Assembly members are scheduled to tour Floyd Dryden on Tuesday, Marie Drake on Thursday and the Burns Building on Monday, April 8.

Proposal would require permits for non-commercial gatherings of more than 100 people at city sites

An ordinance scheduled for a public hearing Monday would require organizers of non-commercial events for more than 100 people at city parks and recreation facilities to get a permit. Currently permits are only required for commercial activities or events where admission is charged.

“Things like concerts, festivals, or even large weddings do not require a permit even if they attract hundreds or thousands of people to a municipal park,” a summary of the ordinance by Koester states. “These types of events are happening more frequently, impacting the public’s ability to use parks and recreation facilities, and incurring significant costs to taxpayers due to excessive trash, litter, and overcrowded restrooms.”

“This ordinance will allow the Parks & Recreation Department to (1) manage the time, place, and manner of large events in public parks, (2) require reasonable conditions to protect public safety and property, and (3) recover costs through reasonable permit fees.”

Public testimony on the ordinance will be accepted during the meeting. The proposal was unanimously recommended by the Parks & Recreation Advisory Committee after meetings in November and December.

Other agenda items of note

Introduction of an ordinance appropriating up to $1,213,423 in general funds to match two local grant requirements related to a second Juneau-Douglas crossing. “These grants will provide funding for community outreach and the design phase of the North Douglas crossing,” according to Koester.
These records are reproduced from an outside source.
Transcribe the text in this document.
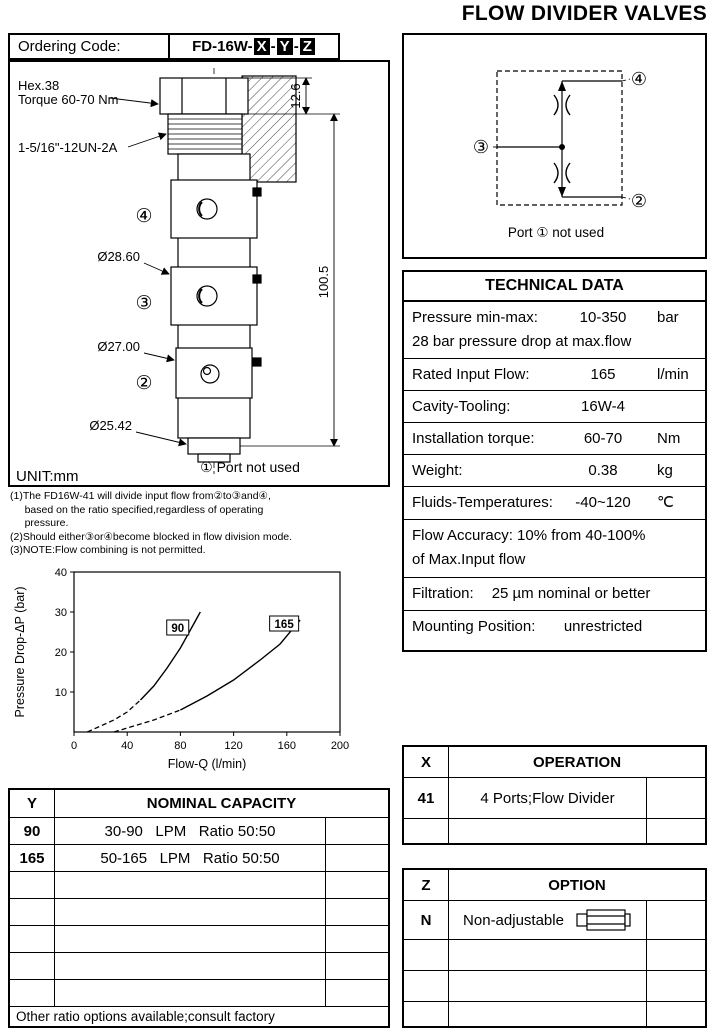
FLOW DIVIDER VALVES
Ordering Code:	FD-16W- X - Y - Z
Hex.38
Torque 60-70 Nm
1-5/16"-12UN-2A
12.6
100.5
Ø28.60
Ø27.00
Ø25.42
④
③
②
① Port not used
UNIT:mm
④
③
②
Port ① not used
(1)The FD16W-41 will divide input flow from②to③and④,
based on the ratio specified,regardless of operating
pressure.
(2)Should either③or④become blocked in flow division mode.
(3)NOTE:Flow combining is not permitted.
0	40	80	120	160	200
10
20
30
40
Flow-Q (l/min)
Pressure Drop-ΔP (bar)	90	165
TECHNICAL DATA
Pressure min-max:	10-350	bar
28 bar pressure drop at max.flow
Rated Input Flow:	165	l/min
Cavity-Tooling:	16W-4
Installation torque:	60-70	Nm
Weight:	0.38	kg
Fluids-Temperatures:	-40~120	℃
Flow Accuracy: 10% from 40-100%
of Max.Input flow
Filtration: 25 µm nominal or better
Mounting Position:	unrestricted
Y	NOMINAL CAPACITY
90	30-90   LPM   Ratio 50:50
165	50-165   LPM   Ratio 50:50
Other ratio options available;consult factory
X	OPERATION
41	4 Ports;Flow Divider
Z	OPTION
N	Non-adjustable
• Using $164,000 in Marine Passenger Fees for additional “tripper” Capital Transit busses during tourism season. It would expand both weekday and weekend service of Valley/Downtown Express Route 8, which includes a stop at the closest city bus site to the Mendenhall Glacier.

• Approving a bid by Dawson Construction LLC of $2,959,802.89 for improvements to Adair Kennedy Baseball Field.

• Accepting $431,870.34 from the Estate of Duane Levi Packer to the Eaglecrest Foundation to benefit Eaglecrest Ski Area’s maintenance department.